A recent blog-fueled debate has fired up surrounding the overall effectiveness of EHR technology. While critics and supporters debate the benefits and costs of EHRs, some are talking about possible safety risks associated with the technology and infrastructure that has emerged within the past few years.
Fred Trotter, a Hacktivist for the Cautious Patient Foundation, warned in a speech at the 2012 SXSW Interactive Conference that healthcare IT, much like the early auto industry, is at a point where mistakes and systems failures will cost lives.
“Electronic health care records will be killing people over the next five years,” he said. “Just grow comfortable with that.”
Trotter first emphasized this point in a blog post on O’Reilly Radar website back in January.
“Cars have been killing people for years. They kill even more people as they become more popular and available. All of a sudden, the same kind of dramatic talk sounds pretty tame.”
Dean Sittig, a researcher at the University Of Texas School Of Biomedical Informatics in Houston, echoed this sentiment while testifying before an Institute of Medicine panel last year.
“EHRs are like cars. They’re inherently a good thing, but they need some seatbelts, wipers and headlights to make them safer. And we’re not there yet,” he said.
The IOM published a November 2011 report based on that panel titled “Health IT and Patient Safety — Building Safer Systems for Better Care.” That report concluded EHRs have yet to confer significantly measurable patient safety gains.
The report said that some elements of EHRs are increasing patient safety. The number of patients who receive the correct medication in hospitals increases when well-planned, robust e-prescribing systems are in place. The report also discusses the dosing errors, systems failures, and delayed treatments that have led to serious injury and death.
These concerns, along with increasing EHR complexity and aggressive adoption timelines, have led to calls for an EHR safety oversight program. Dr. Hardeep Singh, of Houston VA Health Services, along with Sittig and his University of Texas colleague David Classen, wrote about just such a program in the November edition of the Journal of Patient Safety.

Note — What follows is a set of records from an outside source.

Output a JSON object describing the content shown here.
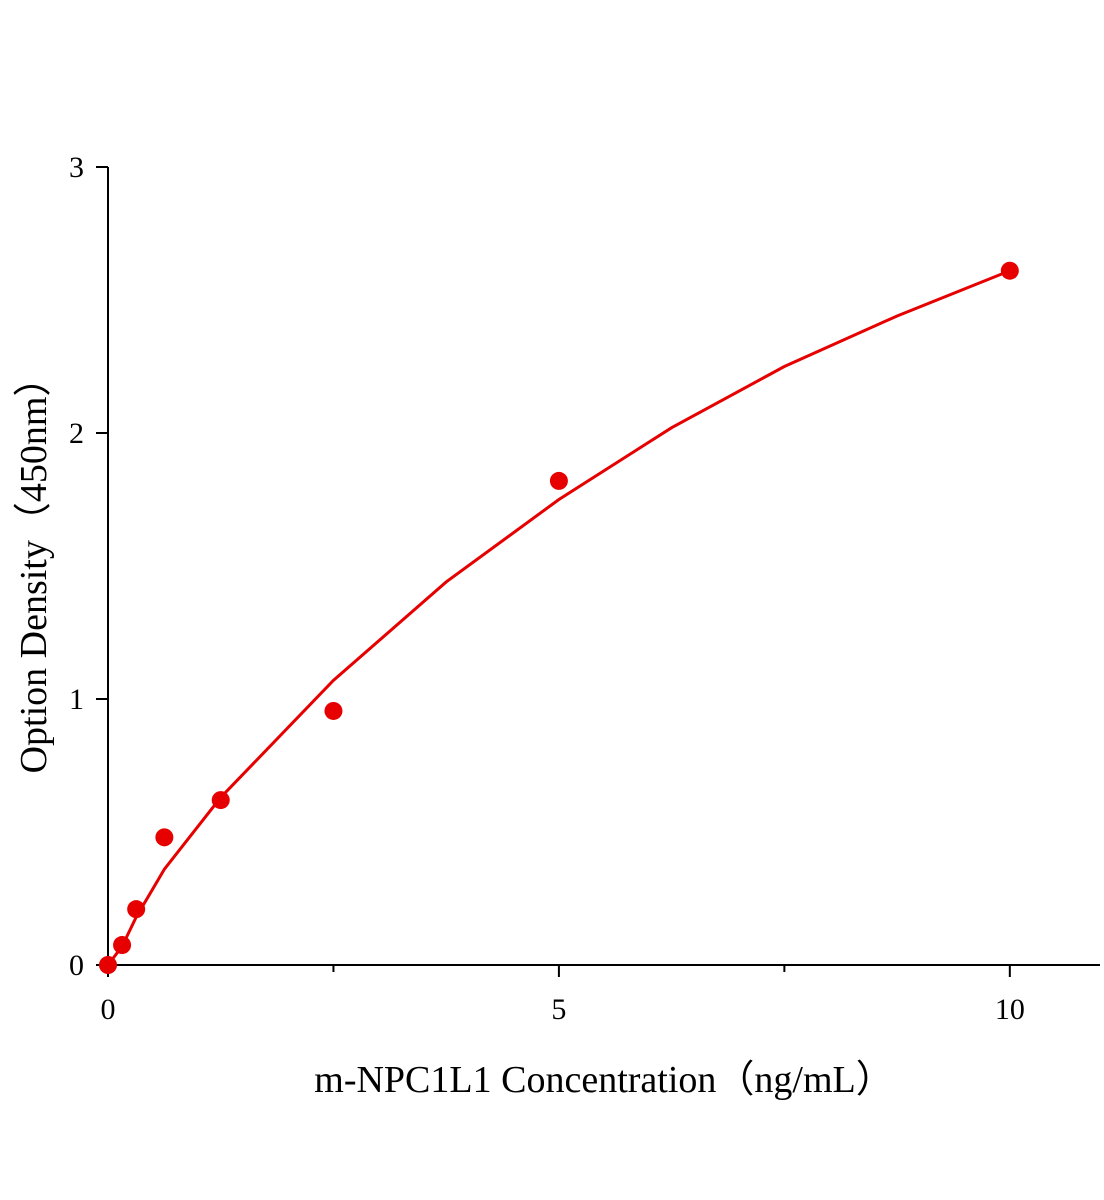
{
  "chart_data": {
    "type": "scatter",
    "x_label": "m-NPC1L1 Concentration（ng/mL）",
    "y_label": "Option Density（450nm）",
    "color": "#e60000",
    "x": [
      0,
      0.156,
      0.3125,
      0.625,
      1.25,
      2.5,
      5,
      10
    ],
    "values": [
      0,
      0.075,
      0.21,
      0.48,
      0.62,
      0.955,
      1.82,
      2.61
    ],
    "fit_curve": {
      "x": [
        0,
        0.156,
        0.3125,
        0.625,
        1.25,
        2.5,
        3.75,
        5,
        6.25,
        7.5,
        8.75,
        10
      ],
      "values": [
        0,
        0.07,
        0.18,
        0.36,
        0.63,
        1.07,
        1.44,
        1.75,
        2.02,
        2.25,
        2.44,
        2.61
      ]
    },
    "xlim": [
      0,
      11
    ],
    "ylim": [
      0,
      3
    ],
    "xticks": [
      0,
      5,
      10
    ],
    "xminor_ticks": [
      2.5,
      7.5
    ],
    "yticks": [
      0,
      1,
      2,
      3
    ]
  }
}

According to the new report, “Creating an Oversight Infrastructure for Electronic Health Record-Related Patient Safety Hazards”, an EHR safety program could mandate, collect, and analyze safety data generated by providers or vendors. Based on this data, the program could publish ratings and recommendations for the purchase and use of EHRs.
To support the new national safety board, institutional EHR safety committees, including a designated EHR patient safety officer, would investigate, analyze, and report all known safety incidents in an organization and perform routine safety audits. The board could also develop and maintain EHR safety metrics and guideline for providers to follow.
“The board would work closely with EHR certifying organizations (and thus indirectly with EHR vendors) to improve EHR design and implementation, and with other government agencies (such NIST and ONC) to coordinate EHR-related rules and regulations,” the authors wrote.